Change management in Amazon EC2

After initial security baselines are applied to Amazon EC2 instances at launch, control ongoing Amazon EC2 changes to maintain the security of your virtual machines. Establish a change management process to authorize and incorporate changes to AWS resources (such as security groups, route tables, and network ACLs) as well as to OS and application configurations (such as Windows or application patching, software upgrades, or configuration file updates).

AWS provides several tools to help manage changes to AWS resources, including AWS CloudTrail, AWS Config, AWS CloudFormation, and AWS Elastic Beanstalk, AWS OpsWorks, and management packs for Systems Center Operations Manager and System Center Virtual Machine Manager.
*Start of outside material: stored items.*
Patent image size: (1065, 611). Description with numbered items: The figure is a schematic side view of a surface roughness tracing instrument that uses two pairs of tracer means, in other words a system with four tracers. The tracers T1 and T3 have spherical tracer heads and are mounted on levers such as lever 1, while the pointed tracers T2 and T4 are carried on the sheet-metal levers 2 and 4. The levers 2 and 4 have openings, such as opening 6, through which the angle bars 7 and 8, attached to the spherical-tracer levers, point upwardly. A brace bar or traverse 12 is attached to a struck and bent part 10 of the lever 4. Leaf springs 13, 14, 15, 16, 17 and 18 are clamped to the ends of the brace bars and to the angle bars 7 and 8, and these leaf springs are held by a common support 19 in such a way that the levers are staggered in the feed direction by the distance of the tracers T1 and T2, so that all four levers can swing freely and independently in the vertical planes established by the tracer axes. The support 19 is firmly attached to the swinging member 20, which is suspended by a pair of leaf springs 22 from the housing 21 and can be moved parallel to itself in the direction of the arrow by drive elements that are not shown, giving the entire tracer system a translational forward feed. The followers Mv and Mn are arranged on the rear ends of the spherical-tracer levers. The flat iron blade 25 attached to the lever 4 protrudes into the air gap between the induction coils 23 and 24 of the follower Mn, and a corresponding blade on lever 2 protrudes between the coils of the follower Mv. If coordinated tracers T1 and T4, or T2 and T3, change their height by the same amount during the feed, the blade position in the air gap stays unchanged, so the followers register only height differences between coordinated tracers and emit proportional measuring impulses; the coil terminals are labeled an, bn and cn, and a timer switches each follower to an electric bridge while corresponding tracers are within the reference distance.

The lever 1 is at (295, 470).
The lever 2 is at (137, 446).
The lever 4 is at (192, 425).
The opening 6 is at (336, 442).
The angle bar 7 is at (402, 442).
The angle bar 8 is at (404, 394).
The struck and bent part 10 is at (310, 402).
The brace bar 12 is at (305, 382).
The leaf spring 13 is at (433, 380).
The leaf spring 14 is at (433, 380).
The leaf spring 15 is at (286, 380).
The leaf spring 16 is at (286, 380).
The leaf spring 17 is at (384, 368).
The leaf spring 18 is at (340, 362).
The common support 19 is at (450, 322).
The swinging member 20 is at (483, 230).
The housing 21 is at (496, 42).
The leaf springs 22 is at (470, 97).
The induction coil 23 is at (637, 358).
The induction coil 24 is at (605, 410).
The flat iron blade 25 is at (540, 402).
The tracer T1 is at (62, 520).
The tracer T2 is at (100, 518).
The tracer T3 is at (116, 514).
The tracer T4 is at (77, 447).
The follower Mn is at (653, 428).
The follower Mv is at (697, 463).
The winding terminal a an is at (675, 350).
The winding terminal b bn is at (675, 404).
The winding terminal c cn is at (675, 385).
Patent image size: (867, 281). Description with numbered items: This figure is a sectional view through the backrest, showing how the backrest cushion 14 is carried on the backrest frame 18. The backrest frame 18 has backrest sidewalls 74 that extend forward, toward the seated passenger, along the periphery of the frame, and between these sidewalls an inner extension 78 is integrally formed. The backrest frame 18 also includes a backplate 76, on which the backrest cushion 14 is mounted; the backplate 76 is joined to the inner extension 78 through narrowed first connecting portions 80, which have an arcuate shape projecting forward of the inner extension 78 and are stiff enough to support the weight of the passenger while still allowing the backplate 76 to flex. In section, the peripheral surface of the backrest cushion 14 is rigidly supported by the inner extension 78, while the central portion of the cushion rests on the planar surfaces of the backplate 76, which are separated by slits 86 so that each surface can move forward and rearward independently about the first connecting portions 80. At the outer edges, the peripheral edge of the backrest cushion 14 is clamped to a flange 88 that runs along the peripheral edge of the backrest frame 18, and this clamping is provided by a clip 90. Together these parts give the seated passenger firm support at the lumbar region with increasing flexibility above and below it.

Note that Microsoft releases Windows patches every Tuesday (sometimes even daily) and AWS updates all Windows AMIs managed by AWS within five days after Microsoft releases a patch. Therefore it is important to continually patch all baseline AMIs, update AWS CloudFormation templates and Auto Scaling group configurations with the latest AMI IDs, and implement tools to automate running instance patch management.

Microsoft provides several options for managing Windows OS and application changes. SCCM, for example, provides full lifecycle coverage of environment modifications. Select tools that address business requirements and control how changes will affect application SLAs, capacity, security, and disaster recovery procedures. Avoid manual changes and instead leverage automated configuration management software or command line tools such as the EC2 Run Command or Windows PowerShell to implement scripted, repeatable change processes. To assist with this requirement, use bastion hosts with enhanced logging for all interactions with your Windows instances to ensure that all events and tasks are automatically recorded.